İstanbul Büyükşehir Belediyesi, Başbakanlık Toplu Konut İdaresi (TOKİ) ile birlikte 1 milyonu aşkın binanın yıkılmasına, 3-4 milyon kişinin yer değiştirmesine, bu rakamın yaklaşık yarısının da İstanbul dışına sürülmesine yol açacak kapsamda bir planı hayata geçirmeye girişmiş durumda. Bu planın yasal ayağını oluşturacak olan “Dönüşüm Alanları Yasa Tasarısı” ise Meclis gündeminde. Söz konusu yasa tasarısıyla Silahlı Kuvvetler’in elindeki arazilerin dışında kalan tüm arazilere iktidarın ve hatta TOKİ’nin etkin şekilde müdahale etmesinin de yolu açılacak. 

Uzun bir zamandan beri İstanbul’un rantsal değeri yüksek noktalarına yönelik projelerle – ve özellikle 2010 Kültür Başkenti “seferberliği” kapsamında atılmaya çalışılan adımlarla – İstanbul’da sermayenin ihtiyaçlarına daha fazla alan açılması, bu eğilimin bir sonucu olarak emekçilerin de daha fazla kent periferilerine itilmesi gündemdeydi. 

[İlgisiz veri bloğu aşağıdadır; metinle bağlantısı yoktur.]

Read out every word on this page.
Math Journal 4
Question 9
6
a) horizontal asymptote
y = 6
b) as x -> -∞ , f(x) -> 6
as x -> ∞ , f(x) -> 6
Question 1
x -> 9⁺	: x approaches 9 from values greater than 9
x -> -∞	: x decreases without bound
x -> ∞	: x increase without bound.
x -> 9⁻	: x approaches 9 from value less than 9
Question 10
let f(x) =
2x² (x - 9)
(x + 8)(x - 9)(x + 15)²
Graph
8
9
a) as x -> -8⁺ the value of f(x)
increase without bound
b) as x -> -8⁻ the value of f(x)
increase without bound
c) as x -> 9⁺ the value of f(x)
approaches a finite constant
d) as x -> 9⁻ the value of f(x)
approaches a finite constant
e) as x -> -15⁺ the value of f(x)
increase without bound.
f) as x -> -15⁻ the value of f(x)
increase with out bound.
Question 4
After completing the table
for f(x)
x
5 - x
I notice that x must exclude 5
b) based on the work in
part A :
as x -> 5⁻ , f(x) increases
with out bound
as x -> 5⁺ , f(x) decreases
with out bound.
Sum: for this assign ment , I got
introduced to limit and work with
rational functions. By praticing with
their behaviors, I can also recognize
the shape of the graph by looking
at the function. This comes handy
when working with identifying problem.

Öte yandan 2008 yılından itibaren netlik kazanan ve kuvveden ile geçen planlar, “dönüşüm” planının ölçeğinin katlandığını, yalnızca çok gözde noktalarla yetinmeyip İstanbul’un tamamını kapsar hale geldiğini ve dahası süratli, etkin ve muhalefet kabul etmez bir anlayışın hedeflendiğini ortaya koydu. 

“Kentsel dönüşüm projesi” olarak adlandırılan planlar bütünü ile, sanayi üretimi İstanbul’un periferilerine ve hatta yabancı ülkelerdeki taşeron bölgelere kaydırılırken, sanayi kuruluşları ile emekçilerin öteden beri barındığı blok ve gecekondulardan kalan arsalara da büyük plazalar, lüks kompleksler, eğlence ve alışveriş merkezleri, turizm ve kültür endüstrisi yatırımları hız kazanmış durumda. 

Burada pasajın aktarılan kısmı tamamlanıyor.